About Library Instruction

Our instruction program focuses on teaching lifelong skills of locating, accessing, and evaluating information to students, in support of UFV's institutional learning outcomes (see in particular ILO #1, Demonstrate information competency).

Librarians partner with faculty to provide direct student instruction in the classroom, with the goal of developing customized learning experiences that meet the learning outcomes of an assignment or project.

We also provide indirect instruction and research support to students through online tools such as research guides and tutorials. This includes the development of research guides customized for your course.

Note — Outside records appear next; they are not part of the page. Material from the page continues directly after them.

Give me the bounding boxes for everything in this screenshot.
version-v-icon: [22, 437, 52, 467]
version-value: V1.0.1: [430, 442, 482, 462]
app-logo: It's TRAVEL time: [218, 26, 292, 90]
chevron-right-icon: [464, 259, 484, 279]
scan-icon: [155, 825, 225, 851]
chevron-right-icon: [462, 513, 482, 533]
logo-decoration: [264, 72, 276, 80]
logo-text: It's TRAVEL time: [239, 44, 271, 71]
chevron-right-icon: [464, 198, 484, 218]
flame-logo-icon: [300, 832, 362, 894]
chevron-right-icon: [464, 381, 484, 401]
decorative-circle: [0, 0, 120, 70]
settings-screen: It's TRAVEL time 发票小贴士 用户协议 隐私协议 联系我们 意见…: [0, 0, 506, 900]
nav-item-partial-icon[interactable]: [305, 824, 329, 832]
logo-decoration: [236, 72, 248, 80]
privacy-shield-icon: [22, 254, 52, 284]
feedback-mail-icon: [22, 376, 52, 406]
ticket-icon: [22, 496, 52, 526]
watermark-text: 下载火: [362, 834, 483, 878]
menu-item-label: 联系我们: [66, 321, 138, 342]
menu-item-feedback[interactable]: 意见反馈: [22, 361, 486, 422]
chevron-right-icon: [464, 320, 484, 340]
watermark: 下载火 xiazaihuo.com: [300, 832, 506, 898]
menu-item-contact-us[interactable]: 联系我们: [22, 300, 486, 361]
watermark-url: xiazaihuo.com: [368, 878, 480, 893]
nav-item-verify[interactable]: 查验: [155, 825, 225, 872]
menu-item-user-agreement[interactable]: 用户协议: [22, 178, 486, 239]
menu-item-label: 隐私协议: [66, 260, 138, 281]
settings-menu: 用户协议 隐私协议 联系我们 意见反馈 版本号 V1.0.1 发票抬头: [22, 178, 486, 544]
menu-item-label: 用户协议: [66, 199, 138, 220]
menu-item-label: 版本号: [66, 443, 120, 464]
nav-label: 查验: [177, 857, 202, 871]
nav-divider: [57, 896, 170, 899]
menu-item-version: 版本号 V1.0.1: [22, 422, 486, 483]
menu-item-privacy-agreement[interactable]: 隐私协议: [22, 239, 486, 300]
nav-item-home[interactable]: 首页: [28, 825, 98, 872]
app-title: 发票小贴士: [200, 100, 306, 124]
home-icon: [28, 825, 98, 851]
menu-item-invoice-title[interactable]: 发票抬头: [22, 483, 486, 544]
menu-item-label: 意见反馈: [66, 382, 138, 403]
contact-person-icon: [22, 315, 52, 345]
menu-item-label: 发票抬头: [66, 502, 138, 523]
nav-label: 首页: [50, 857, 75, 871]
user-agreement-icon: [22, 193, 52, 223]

We also work directly with faculty to design assignments and learning activities that support the development of students' information competency through the entire program.

What Do We Teach?

Librarians design classroom instruction around a specific assignment or set of learning outcomes, focusing on topics and learning activities that suit the specific context and learners. These topics might include one or more of:

  • interpreting research assignments;
  • brainstorming and narrowing or broadening research topics;
  • constructing a research question;
  • identifying potential keywords and search terms (including discipline-specific terms);
  • identifying characteristics and scope of different search tools (library catalogue, Find It, specialized databases, web search engines);
  • searching library databases effectively (using limiters, collecting potential articles);
  • examining how the literature of a discipline is constructed;
  • distinguishing between scholarly and non-scholarly sources;
  • comparing and distinguishing between types of scholarly sources (e.g., peer-reviewed, empirical, review, systematic review, meta-analysis);
  • identifying grey literature;
  • finding different types of sources on a topic (scholarly and non-scholarly);
  • locating items (print and full-text);
  • reading, interpreting, and mining citations in a source;
  • evaluating sources for authority, relevance, currency, and objectivity; and
  • citing sources using common styles (APA, MLA, Chicago).
About Information Competency

ILO #1 (Apply knowlege and competencies proficiently) states that learners:

  • develop information literacy, skills and compentencies within and across disciplines and knowledge systems;
  • access, organize and examine written, oral, visual and numerical information;
  • use and share knowledge responsibly and ethically, abiding by legal restrictions and cultural protocols for published, confidential, and/or proprietary information;
  • demonstrate technical proficiency; and
  • effectively apply knowledge in a variety of situations.

Other ILOs, such as #2 (Examine critically and holistically), #3 (Communicate effectively), #5 (Engage with Indigenous knowledge systems) and #7 (Advocate for equity, diversity and inclusion) also intersect with the development of information literacy.

These are all reflected within the Framework for Information Literacy for Higher Education (ACRL, 2016), which identifies an ecosystem of information competency that can be expressed through 6 key concepts, or frames:

  • Authority Is Constructed and Contextual
  • Information Creation is a Process
  • Information Has Value
  • Research is Inquiry
  • Scholarship is Conversation
  • Searching is Strategic Exploration

Together, these frames identify the knowledge practices and dispositions, or attitudes, that are embodied by information competent individuals.